See output from small to big, think of this possibility by the priority queue and enumeration resolved, begin to try
The easiest way is to have each and violence to go into, but will properly properly timed out
The next two optimization methods
The first: selectively go into
It is easy to think of these two series become
\(B_1+A_1,B_1+A_2,B_1+A_3,B_1+A_4 ... B_1+A_{n-1},B_1+A_n\)
\(B_2+A_1,B_2+A_2,B_2+A_3,B_2+A_4 ... B_2+A_{n-1},B_2+A_n\)
......
\(B_n+A_1,B_n+A_2,B_n+A_3,B_n+A_4 ... B_n+A_{n-1},B_n+A_n\)

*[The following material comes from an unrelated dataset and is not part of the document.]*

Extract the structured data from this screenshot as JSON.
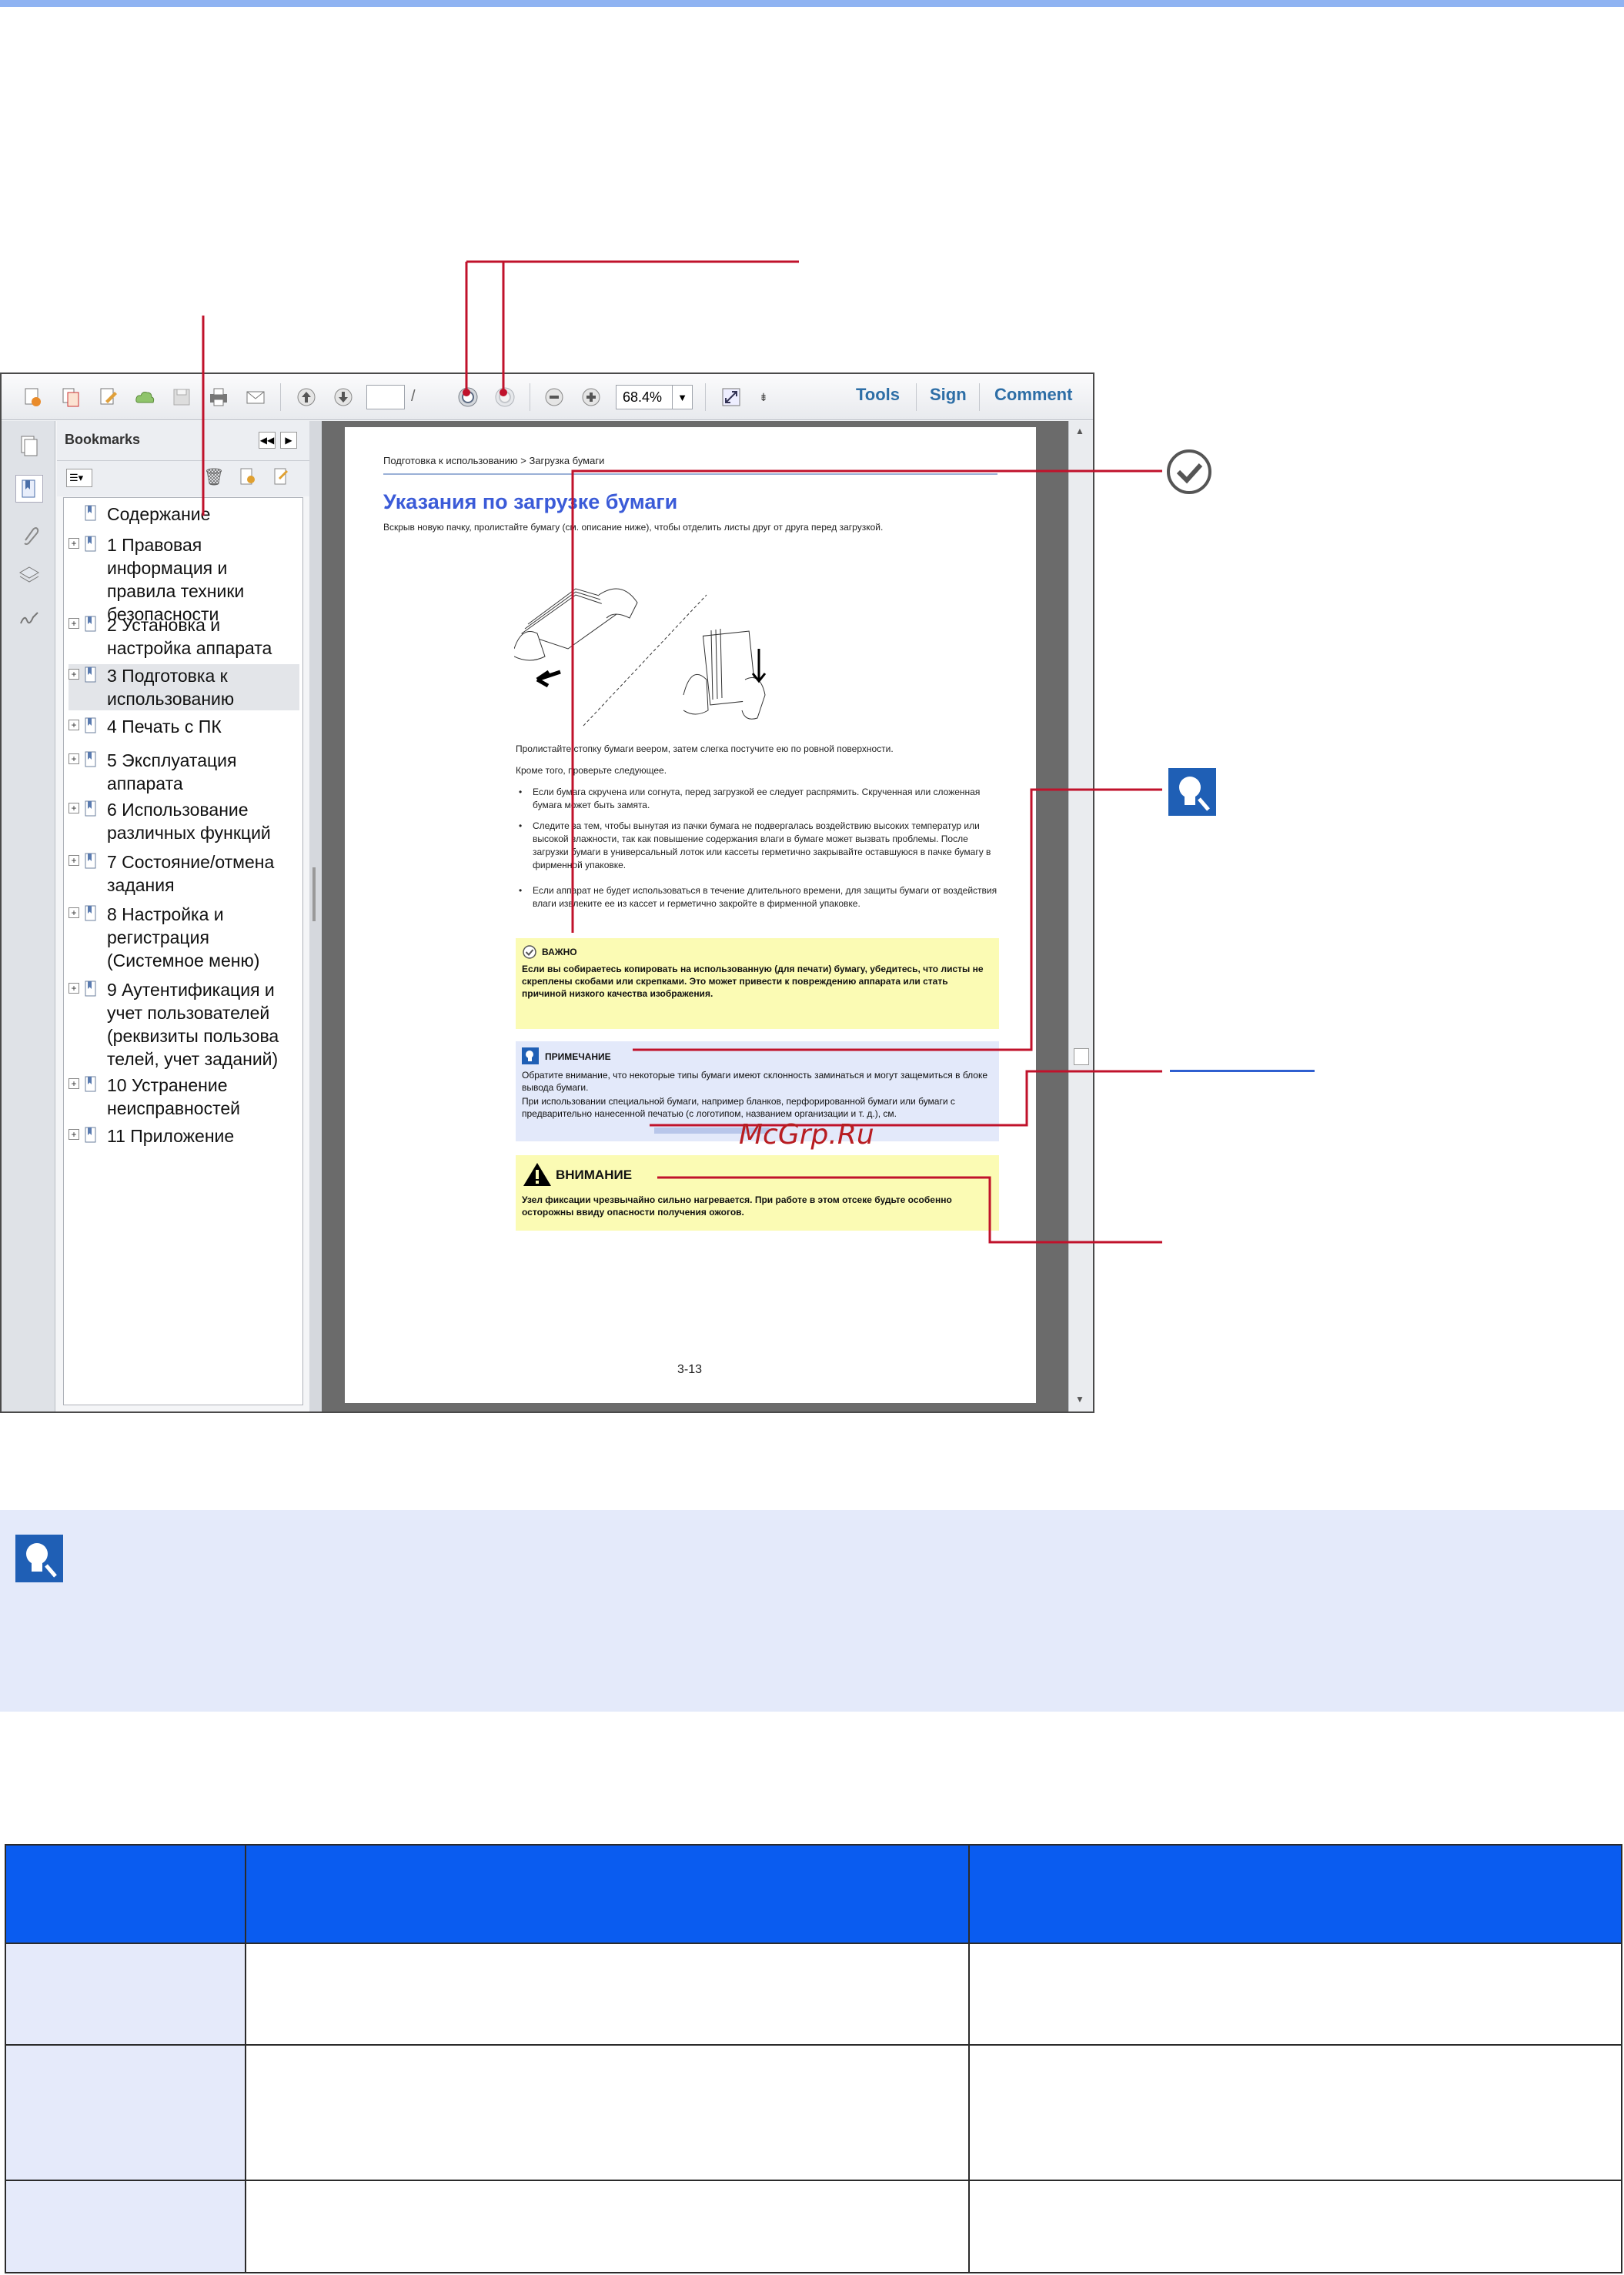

Such a sequence of n, because the topic that \ (A_i \ A_ Leq. 1} + {I \) \ (B_i \ Leq B_. 1} + {I \) , guarantees the monotonicity sequence
It might be a first sequence number of each stack into a first
Thus as long as the number n of the i-th sequence into the stack after the first output number i + 1
Complexity is \ (O (n \ log \ n) \) level, may be too
\(code:\)
#include<bits/stdc++.h>
using namespace std;
inline int redn() { // 快读
int ret = 0;
char ch = getchar();
while(ch<'0'||ch>'9') ch=getchar();
while(ch>='0'&&ch<='9') {ret = ret*10+ch-'0';ch=getchar();}
return ret;
}
int n,cnt(0);
int a[(int)1E5+7],b[(int)1E5+7];
priority_queue<pair<int,int>,vector<pair<int,int> >,greater<pair<int,int> > > q; // 懒人STL
int main() {
n = redn();
for(int i=1;i<=n;++i) a[i] = redn();
for(int i=1;i<=n;++i) b[i] = redn(),q.push(make_pair(a[1]+b[i],1));
while(++cnt<=n) {
printf("%d ",q.top().first);
int cur = q.top().second;
int pls = q.top().first;
q.pop();
if(cur+1<=n) q.push(make_pair(pls-a[cur]+a[cur+1],cur+1));
}
return 0;
}The second: to reduce the number of enumeration
Very violent
The above sequence has become
\(B_1+A_1,B_1+A_2,B_1+A_3,B_1+A_4 ... B_1+A_{n-1},B_1+A_n\)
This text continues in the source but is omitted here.